The server was a Gen Z type in a stocking hat and hoodie flat-aspecting the food over. At least she swung by frequently, which was enough. I liked sitting in the window on a stormy Saturday night, watching the snow fall (I might be a cheap date, as in my post-surgery mode, I still like anything that involves getting out of the house). When she asked how our dessert was, and we told her that our ice cream so salty we could not eat it, she barely registered the complaint—her expression said, "Unhappy? Tough, here's your bill." My philosophy is, don't ask if the answer isn't going to spark some kind of reaction. Then again, I have a drawer full of t-shirts older than she is, so I suppose the need for some latitude is to be expected. We all must learn our trades, and if this finds its way to the Cellar Door folks, well, let me spill the beans: friendliness can be hip, too. Maybe it was my fault; I skew old for the room's demographic by a good 20 years. Maybe the chill was intentional, the point being: we can't have all these old people eating here, driving away business. Message received.

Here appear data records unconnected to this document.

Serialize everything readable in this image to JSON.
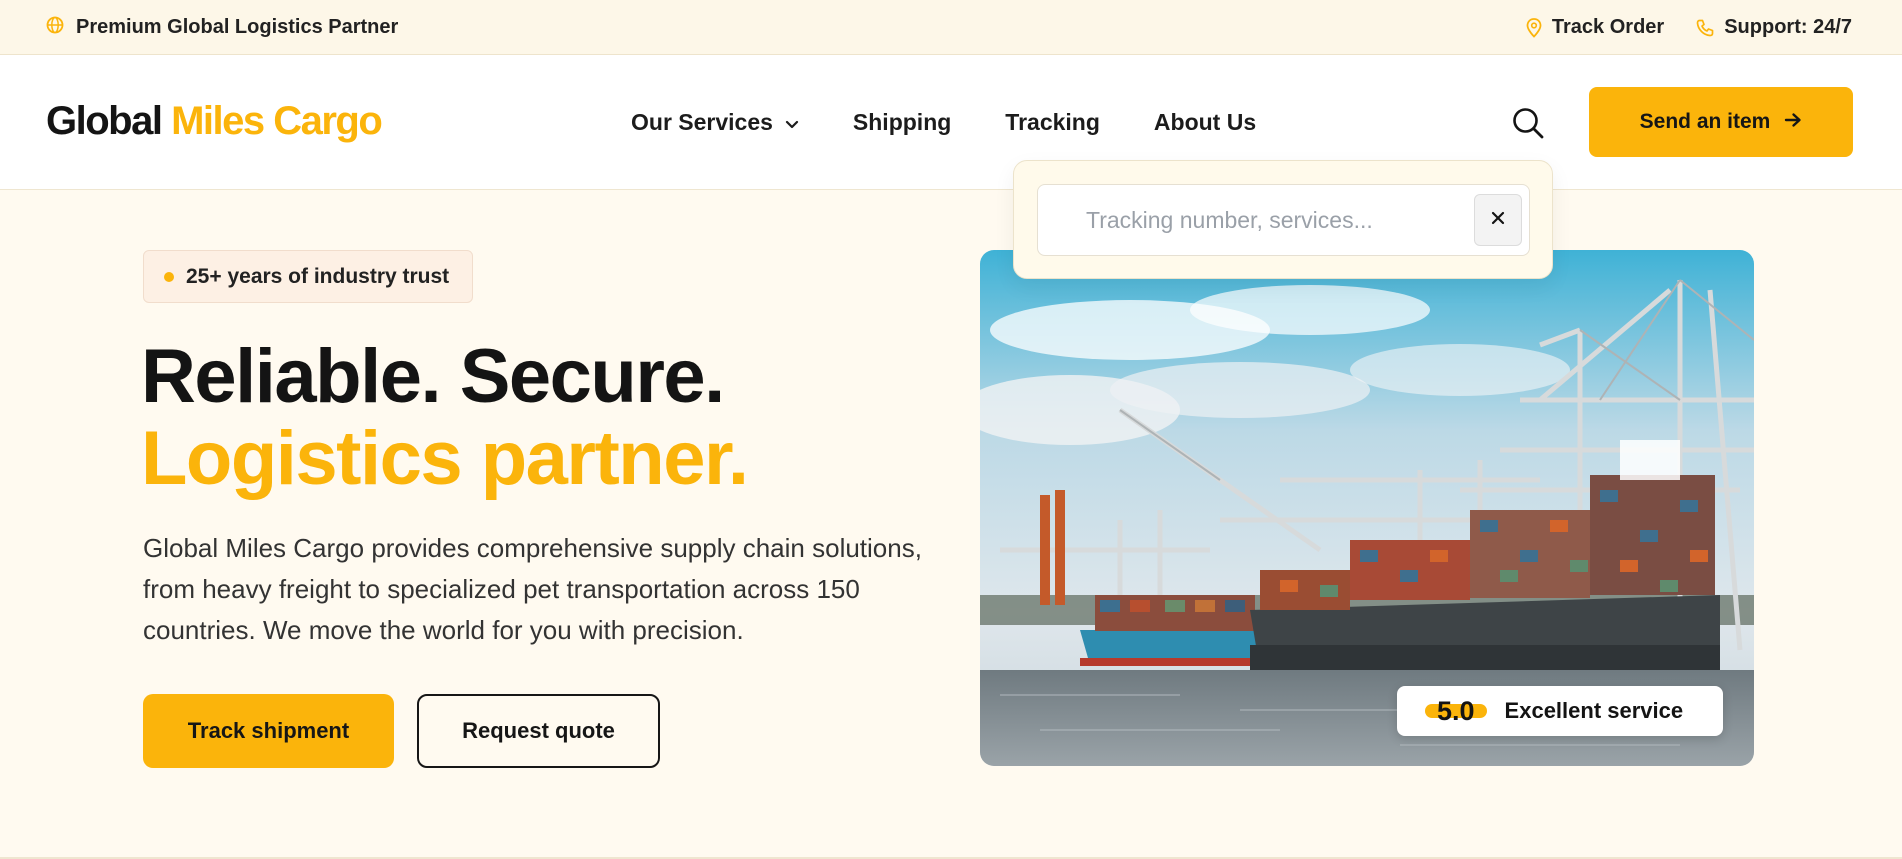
{
  "topbar": {
    "tagline": "Premium Global Logistics Partner",
    "track_order": "Track Order",
    "support": "Support: 24/7"
  },
  "header": {
    "logo_part1": "Global",
    "logo_part2": "Miles Cargo",
    "nav": {
      "services": "Our Services",
      "shipping": "Shipping",
      "tracking": "Tracking",
      "about": "About Us"
    },
    "cta": "Send an item"
  },
  "search": {
    "placeholder": "Tracking number, services..."
  },
  "hero": {
    "badge": "25+ years of industry trust",
    "title_line1": "Reliable. Secure.",
    "title_line2": "Logistics partner.",
    "description": "Global Miles Cargo provides comprehensive supply chain solutions, from heavy freight to specialized pet transportation across 150 countries. We move the world for you with precision.",
    "primary_button": "Track shipment",
    "secondary_button": "Request quote",
    "rating_score": "5.0",
    "rating_label": "Excellent service"
  },
  "colors": {
    "accent": "#fbb40b",
    "background": "#fffaf0",
    "text": "#141414"
  },
  "icons": {
    "globe": "globe-icon",
    "location": "location-pin-icon",
    "phone": "phone-icon",
    "chevron": "chevron-down-icon",
    "search": "search-icon",
    "arrow": "arrow-right-icon",
    "close": "close-icon"
  }
}
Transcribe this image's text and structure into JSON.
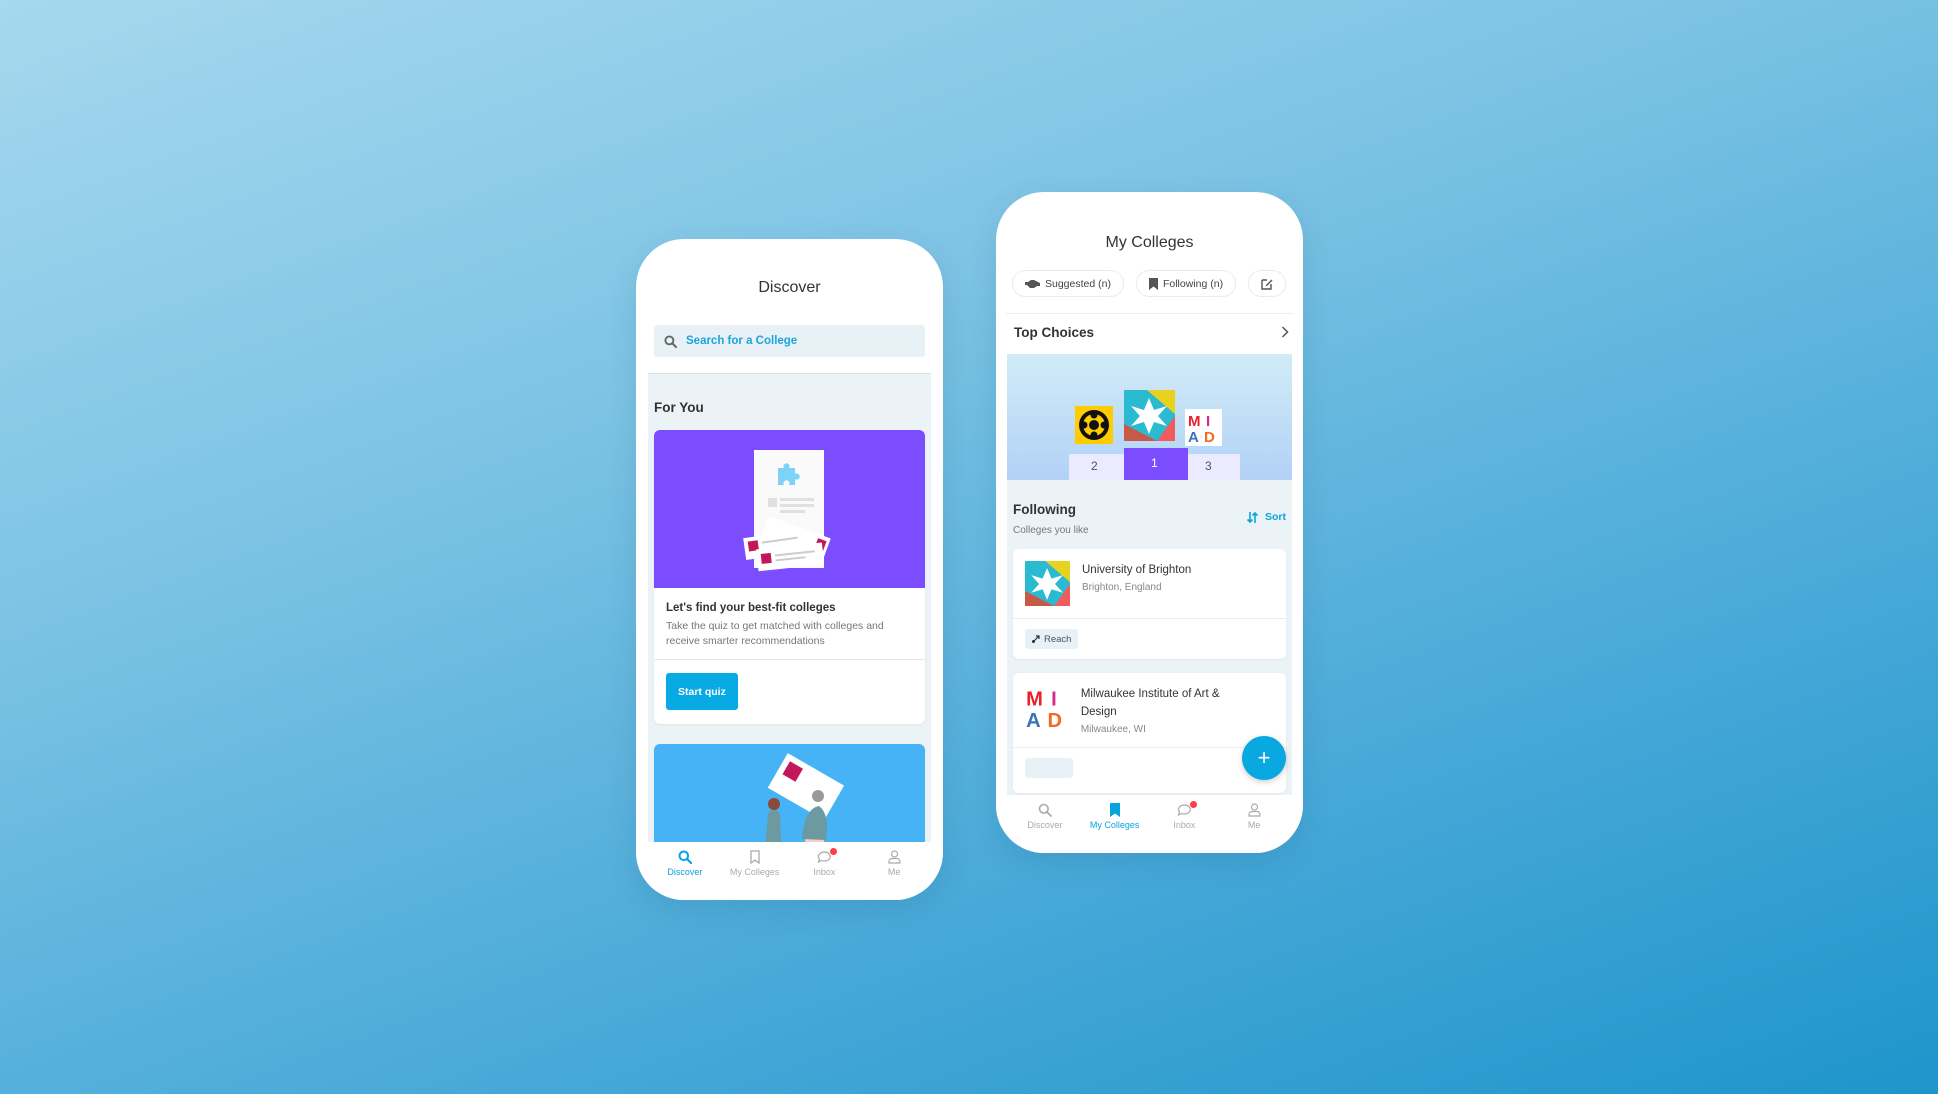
{
  "discover": {
    "title": "Discover",
    "search_placeholder": "Search for a College",
    "section_title": "For You",
    "quiz_card": {
      "title": "Let's find your best-fit colleges",
      "description": "Take the quiz to get matched with colleges and receive smarter recommendations",
      "button": "Start quiz"
    }
  },
  "nav": {
    "items": [
      {
        "label": "Discover",
        "icon": "search-icon"
      },
      {
        "label": "My Colleges",
        "icon": "bookmark-icon"
      },
      {
        "label": "Inbox",
        "icon": "chat-icon"
      },
      {
        "label": "Me",
        "icon": "person-icon"
      }
    ]
  },
  "my_colleges": {
    "title": "My Colleges",
    "chips": [
      {
        "label": "Suggested (n)",
        "icon": "handshake-icon"
      },
      {
        "label": "Following (n)",
        "icon": "bookmark-icon"
      },
      {
        "label": "",
        "icon": "edit-icon"
      }
    ],
    "top_choices": {
      "label": "Top Choices",
      "podium": [
        "2",
        "1",
        "3"
      ]
    },
    "following": {
      "title": "Following",
      "subtitle": "Colleges you like",
      "sort_label": "Sort"
    },
    "colleges": [
      {
        "name": "University of Brighton",
        "location": "Brighton, England",
        "tag": "Reach"
      },
      {
        "name": "Milwaukee Institute of Art & Design",
        "location": "Milwaukee, WI",
        "tag": ""
      }
    ],
    "fab_label": "+"
  },
  "colors": {
    "accent": "#0aa8e1",
    "purple": "#7c4dff",
    "notification": "#ff3b4a"
  }
}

Looking back, I all-too-well grasp the scam aspect of expensive restaurants—both places that served bread charged extra for it. Omakase Yume appears presents itself as a prix fixe restaurant, as you'll discover next week, but that's more theoretical than real. The prix fixe meal is only the beginning. Not to complain. Dining out costs money, and you're paying both for food and to forge memories. Though this crop of new places makes me even more secure in my general strategy of returning again and again to those few restaurants I already know and love. Not that any of these places were dogs. But they weren't the oh-my-God-I-have-to-come-back-here-and-eat-MORE experience of first encountering, say, Green Street Smoked Meats. Which is why I always go to new restaurants, when asked. Because one of them might be Green Street Smoked Meats. Unless you're open to new experiences, you'll never discover anything. Bottom line: the boys were happy, which made my wife and me happy, and if they want to come back for spring break, well, the offer stands.